At the same time, we face enormous challenges. Conflicts between older generations and the young, between the haves and the have-nots, between a growing Hispanic population and a dominant white culture play out in the lack of affordable housing, our low wages, a fight over the funding of schools and health care. Population growth is also encroaching on our natural lands and altering our beaches as we simultaneously face the need to plan for sea level rise.

But we’ve been grappling with growth, nature and cultural conflict since I arrived more than 40 years ago, and fears about overcrowding date back to the 1920s when John Ringling began to develop the town. The big question facing us now in this time of historic transformation is how do we keep our quality of life as we change? What do we want to become and do we have the political will to make it happen?

Growth comes with benefits. The old rundown Rosemary District is now one of the most exciting neighborhoods in town. People are moving to downtown Sarasota in droves and filling our restaurants and stores. Our universities are growing, new businesses are opening and I hear more people speaking foreign languages in the grocery store.

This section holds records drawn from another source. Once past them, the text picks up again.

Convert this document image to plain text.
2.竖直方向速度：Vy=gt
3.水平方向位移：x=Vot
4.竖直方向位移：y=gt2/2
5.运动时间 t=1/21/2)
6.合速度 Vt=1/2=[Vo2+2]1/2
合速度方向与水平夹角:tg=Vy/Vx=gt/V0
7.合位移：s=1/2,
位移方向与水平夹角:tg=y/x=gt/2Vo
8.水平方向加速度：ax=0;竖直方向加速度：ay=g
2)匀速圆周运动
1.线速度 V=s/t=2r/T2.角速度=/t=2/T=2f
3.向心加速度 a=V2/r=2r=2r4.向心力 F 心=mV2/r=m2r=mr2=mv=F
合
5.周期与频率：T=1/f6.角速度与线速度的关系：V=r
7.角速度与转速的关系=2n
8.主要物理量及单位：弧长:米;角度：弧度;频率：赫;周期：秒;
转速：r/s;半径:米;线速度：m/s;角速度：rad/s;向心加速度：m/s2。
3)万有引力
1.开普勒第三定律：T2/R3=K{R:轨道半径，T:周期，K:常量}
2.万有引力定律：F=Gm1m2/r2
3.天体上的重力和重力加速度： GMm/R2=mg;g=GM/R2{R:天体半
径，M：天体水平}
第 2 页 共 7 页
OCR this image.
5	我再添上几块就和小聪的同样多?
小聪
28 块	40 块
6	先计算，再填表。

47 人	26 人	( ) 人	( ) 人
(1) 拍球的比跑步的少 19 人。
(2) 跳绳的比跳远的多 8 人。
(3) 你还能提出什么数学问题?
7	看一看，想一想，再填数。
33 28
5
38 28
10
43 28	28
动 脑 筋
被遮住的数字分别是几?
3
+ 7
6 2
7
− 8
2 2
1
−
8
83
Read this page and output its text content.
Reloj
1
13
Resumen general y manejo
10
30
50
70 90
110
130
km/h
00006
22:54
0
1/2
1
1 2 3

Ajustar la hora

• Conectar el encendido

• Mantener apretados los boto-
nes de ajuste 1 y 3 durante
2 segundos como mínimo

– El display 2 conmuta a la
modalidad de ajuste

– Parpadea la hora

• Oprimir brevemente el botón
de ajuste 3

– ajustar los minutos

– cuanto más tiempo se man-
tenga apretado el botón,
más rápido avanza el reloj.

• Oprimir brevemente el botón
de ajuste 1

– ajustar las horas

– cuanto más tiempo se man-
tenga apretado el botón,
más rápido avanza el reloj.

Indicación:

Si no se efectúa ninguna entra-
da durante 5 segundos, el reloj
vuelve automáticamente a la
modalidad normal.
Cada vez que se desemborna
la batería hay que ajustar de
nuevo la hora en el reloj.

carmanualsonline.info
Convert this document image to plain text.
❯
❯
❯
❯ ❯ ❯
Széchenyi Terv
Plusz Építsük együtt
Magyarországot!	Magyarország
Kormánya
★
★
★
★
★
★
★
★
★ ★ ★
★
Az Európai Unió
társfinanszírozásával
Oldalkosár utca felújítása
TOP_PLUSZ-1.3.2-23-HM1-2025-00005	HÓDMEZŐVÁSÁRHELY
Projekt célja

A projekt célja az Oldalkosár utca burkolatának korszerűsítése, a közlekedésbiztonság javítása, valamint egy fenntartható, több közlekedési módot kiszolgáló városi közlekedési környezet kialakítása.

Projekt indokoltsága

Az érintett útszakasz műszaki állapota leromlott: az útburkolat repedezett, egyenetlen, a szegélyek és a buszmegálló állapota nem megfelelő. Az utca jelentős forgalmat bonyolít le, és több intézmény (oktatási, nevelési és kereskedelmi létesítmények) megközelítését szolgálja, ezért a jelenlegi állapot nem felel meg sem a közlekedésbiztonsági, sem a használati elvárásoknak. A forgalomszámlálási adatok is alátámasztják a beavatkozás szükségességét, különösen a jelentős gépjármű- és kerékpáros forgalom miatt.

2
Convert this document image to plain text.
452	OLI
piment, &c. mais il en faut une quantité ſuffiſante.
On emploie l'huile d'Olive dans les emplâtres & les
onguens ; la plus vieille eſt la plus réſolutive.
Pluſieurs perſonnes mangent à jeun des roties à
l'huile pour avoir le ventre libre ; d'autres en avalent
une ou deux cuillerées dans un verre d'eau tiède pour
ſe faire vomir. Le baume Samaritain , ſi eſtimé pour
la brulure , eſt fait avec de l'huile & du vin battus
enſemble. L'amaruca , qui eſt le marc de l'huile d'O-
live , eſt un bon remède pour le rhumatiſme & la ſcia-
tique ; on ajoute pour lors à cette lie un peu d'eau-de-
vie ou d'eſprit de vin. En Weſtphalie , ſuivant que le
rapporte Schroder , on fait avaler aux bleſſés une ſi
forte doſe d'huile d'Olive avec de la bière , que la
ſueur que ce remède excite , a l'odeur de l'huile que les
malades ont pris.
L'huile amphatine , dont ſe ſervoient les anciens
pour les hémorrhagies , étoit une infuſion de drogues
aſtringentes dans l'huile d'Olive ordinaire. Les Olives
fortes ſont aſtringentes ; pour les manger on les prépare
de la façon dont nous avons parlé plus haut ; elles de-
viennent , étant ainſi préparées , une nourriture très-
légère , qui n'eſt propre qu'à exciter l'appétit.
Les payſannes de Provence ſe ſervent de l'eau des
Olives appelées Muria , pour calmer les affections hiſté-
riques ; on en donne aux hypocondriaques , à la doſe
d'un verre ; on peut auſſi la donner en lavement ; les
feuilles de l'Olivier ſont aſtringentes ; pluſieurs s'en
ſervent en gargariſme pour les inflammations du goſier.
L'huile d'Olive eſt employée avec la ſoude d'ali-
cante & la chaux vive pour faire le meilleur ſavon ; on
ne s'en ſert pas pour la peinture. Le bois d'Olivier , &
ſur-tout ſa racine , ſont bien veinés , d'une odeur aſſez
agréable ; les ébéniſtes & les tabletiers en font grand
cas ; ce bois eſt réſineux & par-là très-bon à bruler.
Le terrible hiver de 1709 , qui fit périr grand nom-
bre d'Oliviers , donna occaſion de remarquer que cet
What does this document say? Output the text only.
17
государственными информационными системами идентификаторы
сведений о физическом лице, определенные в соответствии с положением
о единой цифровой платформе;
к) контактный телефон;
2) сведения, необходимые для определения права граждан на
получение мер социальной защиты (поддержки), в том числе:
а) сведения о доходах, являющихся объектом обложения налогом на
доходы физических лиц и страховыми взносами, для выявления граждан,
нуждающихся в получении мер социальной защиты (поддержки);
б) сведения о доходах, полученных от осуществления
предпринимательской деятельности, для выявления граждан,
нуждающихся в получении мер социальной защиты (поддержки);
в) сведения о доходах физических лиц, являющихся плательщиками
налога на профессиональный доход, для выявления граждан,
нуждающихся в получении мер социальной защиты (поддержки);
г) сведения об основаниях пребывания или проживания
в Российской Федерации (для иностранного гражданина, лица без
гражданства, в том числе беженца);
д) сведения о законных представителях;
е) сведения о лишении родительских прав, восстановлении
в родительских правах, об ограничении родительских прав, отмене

I remember the first time I landed in Sarasota as an 18-year-old New College student. I walked off an Eastern Airlines plane on an August afternoon onto the blistering tarmac after a direct flight from Pittsburgh. I picked up my suitcase and hobbled straight onto the New College campus. I must have been drenched by the time I got to my dorm, but all I remember is feeling intoxicated by the sun, the palm trees and the earthy smell of a hot, baking landscape. I fell in love right on the spot. And despite all the changes and all these decades later, I’m still intoxicated by this place and still eager to tell the stories of Sarasota.